OTHA BARHAM: A dish for dinner and dreaming
Published 11:30 am Thursday, October 5, 2017
- Otha Barham photoCorned beef hash from beginning to end.
All those who venture into the outback to spend more than a few hours have a favorite dish to eat while they enjoy the activity away from their kitchen. At least they should have.
Mine is a quickly prepared corned beef hash. In fairness to the guy I learned this recipe from, a fellow I never learned to like, here is another example of an axiom that teaches there is some good in everyone.
In a lamp lit camp kitchen somewhere (I really can’t recall where) I watched him peel some potatoes, chop them into small squares and boil them in barely salted water, peel some onions and stir them about in a spoon full of hot oil and mix them with the done potatoes and a can of corned beef. When cooked on a stovetop until some of the beef browned, the result was some kind of fine!
Now, it always helps to be exhausted from a day of dragging elk quarters over just a skim of snow or hauling big catfish over the side of a jon boat. But I have failed to find a better meal in camp.
One time I found myself in an elk camp (actually a shack built by the members of a group who hunted the same mountain for many years). They had a kitchen of sorts. I volunteered to cook supper one evening when all were tired. I made my hash. My new pals bragged on the hash so repeatedly that it was embarrassing. Before bedtime, they had appointed the low man in their hierarchy to skip the next day’s hunt, drive into Vernal (40 miles distant) to buy a supply of potatoes, onions and that canned beef from the old and skinny beef in Brazil that get chased around in the brush by grizzled gauchos until they (the steers and the gauchos) are scarred from the tough brush and whose flesh is as tough as leather. When finally captured, the old bulls are made into the stuff we call corned beef.

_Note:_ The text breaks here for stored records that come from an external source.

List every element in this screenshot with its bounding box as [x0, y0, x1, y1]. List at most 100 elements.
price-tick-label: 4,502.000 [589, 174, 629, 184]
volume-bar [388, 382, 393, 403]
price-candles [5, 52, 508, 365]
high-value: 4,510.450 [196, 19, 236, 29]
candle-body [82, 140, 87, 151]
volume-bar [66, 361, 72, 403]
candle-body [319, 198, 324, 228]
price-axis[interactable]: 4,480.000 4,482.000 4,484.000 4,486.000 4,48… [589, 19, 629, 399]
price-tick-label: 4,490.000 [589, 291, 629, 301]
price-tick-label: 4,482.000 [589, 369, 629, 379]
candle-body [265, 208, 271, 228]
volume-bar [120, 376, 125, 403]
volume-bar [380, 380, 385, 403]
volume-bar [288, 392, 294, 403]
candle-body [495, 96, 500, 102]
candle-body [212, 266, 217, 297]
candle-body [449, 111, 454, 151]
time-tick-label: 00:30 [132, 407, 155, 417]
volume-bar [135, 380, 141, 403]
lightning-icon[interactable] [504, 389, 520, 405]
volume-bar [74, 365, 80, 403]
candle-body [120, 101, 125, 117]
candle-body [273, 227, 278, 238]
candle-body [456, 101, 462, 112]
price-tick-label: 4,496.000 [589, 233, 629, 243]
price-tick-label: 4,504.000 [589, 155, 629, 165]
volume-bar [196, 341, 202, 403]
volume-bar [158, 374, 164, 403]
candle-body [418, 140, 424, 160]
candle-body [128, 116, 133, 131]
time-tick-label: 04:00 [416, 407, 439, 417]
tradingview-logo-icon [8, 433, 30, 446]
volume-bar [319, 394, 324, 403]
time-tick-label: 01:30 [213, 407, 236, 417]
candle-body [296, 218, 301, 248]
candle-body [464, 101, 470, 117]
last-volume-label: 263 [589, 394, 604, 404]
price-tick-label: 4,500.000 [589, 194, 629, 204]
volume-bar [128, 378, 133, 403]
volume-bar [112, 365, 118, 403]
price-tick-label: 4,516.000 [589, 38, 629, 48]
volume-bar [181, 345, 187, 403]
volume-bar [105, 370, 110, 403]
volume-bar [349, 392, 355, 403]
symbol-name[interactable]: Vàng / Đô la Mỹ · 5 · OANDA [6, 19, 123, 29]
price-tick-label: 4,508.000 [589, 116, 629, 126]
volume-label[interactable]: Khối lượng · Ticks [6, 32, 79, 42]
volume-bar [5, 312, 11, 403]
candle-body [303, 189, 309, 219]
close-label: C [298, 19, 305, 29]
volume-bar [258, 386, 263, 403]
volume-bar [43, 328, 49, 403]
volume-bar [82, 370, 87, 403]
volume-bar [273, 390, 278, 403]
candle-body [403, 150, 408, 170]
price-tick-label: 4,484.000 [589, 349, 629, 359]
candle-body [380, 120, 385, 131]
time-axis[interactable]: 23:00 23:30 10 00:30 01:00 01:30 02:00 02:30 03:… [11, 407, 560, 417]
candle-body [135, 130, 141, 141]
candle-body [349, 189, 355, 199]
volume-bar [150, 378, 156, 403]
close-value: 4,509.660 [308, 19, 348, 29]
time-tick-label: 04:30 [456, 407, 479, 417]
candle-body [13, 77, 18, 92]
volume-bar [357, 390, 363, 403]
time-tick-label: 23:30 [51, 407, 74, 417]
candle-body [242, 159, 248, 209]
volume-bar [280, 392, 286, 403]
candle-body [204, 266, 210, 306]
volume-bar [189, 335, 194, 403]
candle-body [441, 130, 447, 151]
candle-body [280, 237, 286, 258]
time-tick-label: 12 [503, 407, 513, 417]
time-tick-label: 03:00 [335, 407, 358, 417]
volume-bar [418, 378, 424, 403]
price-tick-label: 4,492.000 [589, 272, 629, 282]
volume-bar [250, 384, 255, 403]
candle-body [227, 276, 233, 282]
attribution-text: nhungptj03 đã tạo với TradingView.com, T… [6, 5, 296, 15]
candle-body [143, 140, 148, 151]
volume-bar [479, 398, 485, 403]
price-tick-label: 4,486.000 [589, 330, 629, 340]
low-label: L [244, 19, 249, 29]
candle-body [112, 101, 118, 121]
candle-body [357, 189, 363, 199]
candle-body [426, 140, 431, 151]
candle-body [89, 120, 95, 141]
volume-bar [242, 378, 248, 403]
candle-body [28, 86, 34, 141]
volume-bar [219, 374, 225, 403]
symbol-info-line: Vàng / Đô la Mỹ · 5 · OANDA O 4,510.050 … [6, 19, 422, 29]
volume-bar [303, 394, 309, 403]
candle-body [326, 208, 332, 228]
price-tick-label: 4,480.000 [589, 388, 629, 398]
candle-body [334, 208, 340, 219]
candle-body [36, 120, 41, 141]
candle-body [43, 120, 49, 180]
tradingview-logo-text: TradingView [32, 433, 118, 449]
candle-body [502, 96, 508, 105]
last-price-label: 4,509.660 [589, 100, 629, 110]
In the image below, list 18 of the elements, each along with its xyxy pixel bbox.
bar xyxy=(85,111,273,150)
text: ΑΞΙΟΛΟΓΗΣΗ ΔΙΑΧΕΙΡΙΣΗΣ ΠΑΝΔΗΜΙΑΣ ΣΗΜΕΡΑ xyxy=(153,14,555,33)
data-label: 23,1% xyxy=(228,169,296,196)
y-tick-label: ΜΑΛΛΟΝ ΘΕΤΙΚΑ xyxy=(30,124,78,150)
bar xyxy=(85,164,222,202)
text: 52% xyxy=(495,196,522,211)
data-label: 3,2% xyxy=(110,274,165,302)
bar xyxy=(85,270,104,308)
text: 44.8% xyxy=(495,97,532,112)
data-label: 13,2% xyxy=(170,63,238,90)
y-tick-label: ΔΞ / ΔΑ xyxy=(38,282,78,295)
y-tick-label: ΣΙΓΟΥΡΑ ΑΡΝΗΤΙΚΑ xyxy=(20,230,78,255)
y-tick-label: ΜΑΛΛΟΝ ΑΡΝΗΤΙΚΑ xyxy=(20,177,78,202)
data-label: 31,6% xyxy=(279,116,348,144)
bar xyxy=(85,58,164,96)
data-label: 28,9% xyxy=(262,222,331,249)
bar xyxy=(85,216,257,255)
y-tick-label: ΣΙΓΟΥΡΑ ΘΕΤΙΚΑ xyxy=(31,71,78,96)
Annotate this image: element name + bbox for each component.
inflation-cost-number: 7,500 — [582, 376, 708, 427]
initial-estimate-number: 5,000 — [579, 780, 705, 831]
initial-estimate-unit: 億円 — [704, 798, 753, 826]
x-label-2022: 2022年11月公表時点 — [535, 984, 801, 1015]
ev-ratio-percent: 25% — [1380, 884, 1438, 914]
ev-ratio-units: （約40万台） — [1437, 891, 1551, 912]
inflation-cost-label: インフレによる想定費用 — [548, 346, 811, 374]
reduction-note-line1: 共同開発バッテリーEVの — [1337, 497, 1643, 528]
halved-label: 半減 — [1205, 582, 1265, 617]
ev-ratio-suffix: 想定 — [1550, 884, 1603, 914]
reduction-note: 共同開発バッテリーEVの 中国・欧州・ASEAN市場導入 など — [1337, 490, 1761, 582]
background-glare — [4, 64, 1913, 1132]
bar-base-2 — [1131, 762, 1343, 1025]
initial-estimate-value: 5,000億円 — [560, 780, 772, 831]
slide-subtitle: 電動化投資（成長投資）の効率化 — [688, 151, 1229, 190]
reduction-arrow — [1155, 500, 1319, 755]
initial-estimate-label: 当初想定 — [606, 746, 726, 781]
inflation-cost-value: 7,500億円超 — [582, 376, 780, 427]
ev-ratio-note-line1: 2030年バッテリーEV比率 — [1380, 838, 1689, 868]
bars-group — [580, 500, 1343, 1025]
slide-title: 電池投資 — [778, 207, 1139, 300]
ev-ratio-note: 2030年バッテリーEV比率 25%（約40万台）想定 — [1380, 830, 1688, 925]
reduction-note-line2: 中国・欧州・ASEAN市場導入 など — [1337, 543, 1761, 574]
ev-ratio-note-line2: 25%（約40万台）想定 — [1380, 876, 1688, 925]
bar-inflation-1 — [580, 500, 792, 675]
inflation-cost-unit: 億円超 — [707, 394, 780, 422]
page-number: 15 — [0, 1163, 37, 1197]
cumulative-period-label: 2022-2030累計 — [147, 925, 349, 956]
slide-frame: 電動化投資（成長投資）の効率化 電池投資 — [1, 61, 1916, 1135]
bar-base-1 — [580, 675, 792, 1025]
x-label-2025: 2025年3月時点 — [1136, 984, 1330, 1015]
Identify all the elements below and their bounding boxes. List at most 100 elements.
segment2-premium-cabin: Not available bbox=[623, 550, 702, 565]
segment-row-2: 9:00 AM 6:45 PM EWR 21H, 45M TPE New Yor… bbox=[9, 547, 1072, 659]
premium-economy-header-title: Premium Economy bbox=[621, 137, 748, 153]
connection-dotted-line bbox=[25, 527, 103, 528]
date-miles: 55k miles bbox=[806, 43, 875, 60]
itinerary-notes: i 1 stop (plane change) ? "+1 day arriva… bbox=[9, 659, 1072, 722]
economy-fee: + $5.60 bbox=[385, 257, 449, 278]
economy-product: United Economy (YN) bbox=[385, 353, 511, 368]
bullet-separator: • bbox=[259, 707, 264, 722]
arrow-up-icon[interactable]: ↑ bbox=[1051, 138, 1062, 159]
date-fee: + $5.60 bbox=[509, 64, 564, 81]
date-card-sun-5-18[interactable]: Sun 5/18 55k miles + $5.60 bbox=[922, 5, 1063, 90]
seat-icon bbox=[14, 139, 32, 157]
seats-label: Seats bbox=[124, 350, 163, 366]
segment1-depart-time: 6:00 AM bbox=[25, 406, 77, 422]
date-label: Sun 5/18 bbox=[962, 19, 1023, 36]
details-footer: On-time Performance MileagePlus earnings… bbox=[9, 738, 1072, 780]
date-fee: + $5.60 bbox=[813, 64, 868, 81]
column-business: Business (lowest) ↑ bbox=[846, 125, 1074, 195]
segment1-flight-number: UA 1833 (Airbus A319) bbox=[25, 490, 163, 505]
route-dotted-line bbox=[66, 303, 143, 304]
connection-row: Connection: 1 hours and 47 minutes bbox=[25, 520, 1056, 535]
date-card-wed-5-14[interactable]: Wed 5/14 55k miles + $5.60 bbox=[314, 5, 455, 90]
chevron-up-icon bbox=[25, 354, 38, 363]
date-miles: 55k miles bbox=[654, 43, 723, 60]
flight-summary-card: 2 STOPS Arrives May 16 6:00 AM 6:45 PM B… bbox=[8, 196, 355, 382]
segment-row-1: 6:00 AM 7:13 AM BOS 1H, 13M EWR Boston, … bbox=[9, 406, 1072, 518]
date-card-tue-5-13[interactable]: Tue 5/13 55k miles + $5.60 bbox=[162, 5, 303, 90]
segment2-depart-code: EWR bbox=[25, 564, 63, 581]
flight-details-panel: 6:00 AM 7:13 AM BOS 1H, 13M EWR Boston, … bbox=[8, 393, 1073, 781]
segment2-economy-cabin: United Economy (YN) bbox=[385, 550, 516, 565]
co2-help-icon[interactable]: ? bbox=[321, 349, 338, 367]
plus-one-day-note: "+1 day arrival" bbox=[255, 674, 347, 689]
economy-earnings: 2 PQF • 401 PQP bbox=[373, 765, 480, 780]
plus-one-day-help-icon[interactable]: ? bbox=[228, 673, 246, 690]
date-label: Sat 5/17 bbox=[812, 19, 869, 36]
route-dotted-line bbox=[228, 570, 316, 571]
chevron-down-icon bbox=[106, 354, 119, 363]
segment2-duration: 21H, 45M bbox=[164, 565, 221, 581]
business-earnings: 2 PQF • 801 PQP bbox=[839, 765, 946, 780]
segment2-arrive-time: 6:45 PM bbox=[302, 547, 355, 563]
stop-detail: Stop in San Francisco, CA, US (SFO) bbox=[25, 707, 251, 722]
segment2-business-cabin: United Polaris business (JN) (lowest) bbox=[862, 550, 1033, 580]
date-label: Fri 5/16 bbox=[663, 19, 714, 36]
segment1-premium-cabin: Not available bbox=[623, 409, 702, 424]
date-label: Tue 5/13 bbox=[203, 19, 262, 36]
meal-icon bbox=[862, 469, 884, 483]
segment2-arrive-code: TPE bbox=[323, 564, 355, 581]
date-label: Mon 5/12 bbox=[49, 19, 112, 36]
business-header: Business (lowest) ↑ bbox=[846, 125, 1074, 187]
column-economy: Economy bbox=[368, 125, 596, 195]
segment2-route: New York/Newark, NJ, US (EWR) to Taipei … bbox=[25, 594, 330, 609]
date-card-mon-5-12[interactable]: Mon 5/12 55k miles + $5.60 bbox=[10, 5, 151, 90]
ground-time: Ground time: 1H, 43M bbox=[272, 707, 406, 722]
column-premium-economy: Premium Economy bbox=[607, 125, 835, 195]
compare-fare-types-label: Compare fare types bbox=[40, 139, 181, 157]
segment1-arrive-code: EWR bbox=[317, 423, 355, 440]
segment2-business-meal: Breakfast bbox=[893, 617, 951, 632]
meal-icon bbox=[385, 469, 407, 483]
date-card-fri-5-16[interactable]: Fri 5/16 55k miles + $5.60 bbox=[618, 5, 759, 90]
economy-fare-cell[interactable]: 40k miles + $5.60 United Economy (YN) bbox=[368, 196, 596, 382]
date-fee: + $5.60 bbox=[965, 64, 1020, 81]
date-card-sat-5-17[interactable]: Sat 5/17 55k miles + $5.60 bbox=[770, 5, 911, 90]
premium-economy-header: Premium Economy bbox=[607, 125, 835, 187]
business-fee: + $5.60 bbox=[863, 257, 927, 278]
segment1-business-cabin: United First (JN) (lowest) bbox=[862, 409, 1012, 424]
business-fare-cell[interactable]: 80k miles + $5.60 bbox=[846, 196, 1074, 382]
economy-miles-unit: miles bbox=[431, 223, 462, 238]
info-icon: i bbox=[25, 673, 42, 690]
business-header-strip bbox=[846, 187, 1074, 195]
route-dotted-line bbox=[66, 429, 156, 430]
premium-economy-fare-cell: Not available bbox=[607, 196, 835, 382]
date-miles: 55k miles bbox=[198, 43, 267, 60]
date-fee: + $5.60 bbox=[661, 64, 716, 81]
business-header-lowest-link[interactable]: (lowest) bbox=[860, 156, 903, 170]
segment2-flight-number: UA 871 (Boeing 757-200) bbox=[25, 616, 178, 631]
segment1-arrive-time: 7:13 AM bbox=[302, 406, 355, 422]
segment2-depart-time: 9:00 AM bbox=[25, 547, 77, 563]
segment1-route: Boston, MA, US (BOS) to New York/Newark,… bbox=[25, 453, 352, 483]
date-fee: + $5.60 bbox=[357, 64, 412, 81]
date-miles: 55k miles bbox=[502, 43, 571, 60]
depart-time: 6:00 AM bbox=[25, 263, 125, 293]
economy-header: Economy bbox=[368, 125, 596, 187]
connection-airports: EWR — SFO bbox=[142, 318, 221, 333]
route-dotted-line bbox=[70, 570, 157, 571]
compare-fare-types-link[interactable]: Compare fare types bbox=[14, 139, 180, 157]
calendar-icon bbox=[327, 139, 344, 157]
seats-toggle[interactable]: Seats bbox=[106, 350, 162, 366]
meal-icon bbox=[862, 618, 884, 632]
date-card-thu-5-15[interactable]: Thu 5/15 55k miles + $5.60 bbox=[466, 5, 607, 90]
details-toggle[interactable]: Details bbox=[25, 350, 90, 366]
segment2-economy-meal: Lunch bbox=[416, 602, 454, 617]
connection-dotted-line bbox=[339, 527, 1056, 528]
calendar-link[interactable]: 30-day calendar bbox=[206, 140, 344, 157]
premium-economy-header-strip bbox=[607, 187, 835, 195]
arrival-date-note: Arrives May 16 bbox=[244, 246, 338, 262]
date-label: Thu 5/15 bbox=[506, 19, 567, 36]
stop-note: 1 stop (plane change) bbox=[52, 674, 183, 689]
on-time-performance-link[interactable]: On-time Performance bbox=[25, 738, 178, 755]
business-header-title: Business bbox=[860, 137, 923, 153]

Their tongues, having torn off thorn brush for years, are dried and become strops with which axes and machetis are sharpened, according to sources. Their hides become backstops on shooting ranges to catch the bullets. But their meat is somewhat more tender and is fat free.
I made a batch of my hash this week and as I sat on the porch savoring each bite, I drifted off to sleep, as happens frequently as the years add up.
For a while I was there outside my little mountain tent on the side of Colorado’s Cold Spring Mountain, sitting on a small boulder with my feet near the fire made of the low, dry limbs from nearby aspens. The hash was being washed down with black, scalding coffee that warmed me under my breast bone. I was planning my day. A 2-inch snow fell during the night so all elk tracks would be fresh. I would follow the game trails, all of which circle the mountains maintaining elevation for easier travel rather than treading up and down.
I didn’t know what events lay ahead. But at the end of the day rest would be welcome, the campfire would warm me, the hash would revive me, the sleeping bag would rest me and I would be reminded once more that life is good.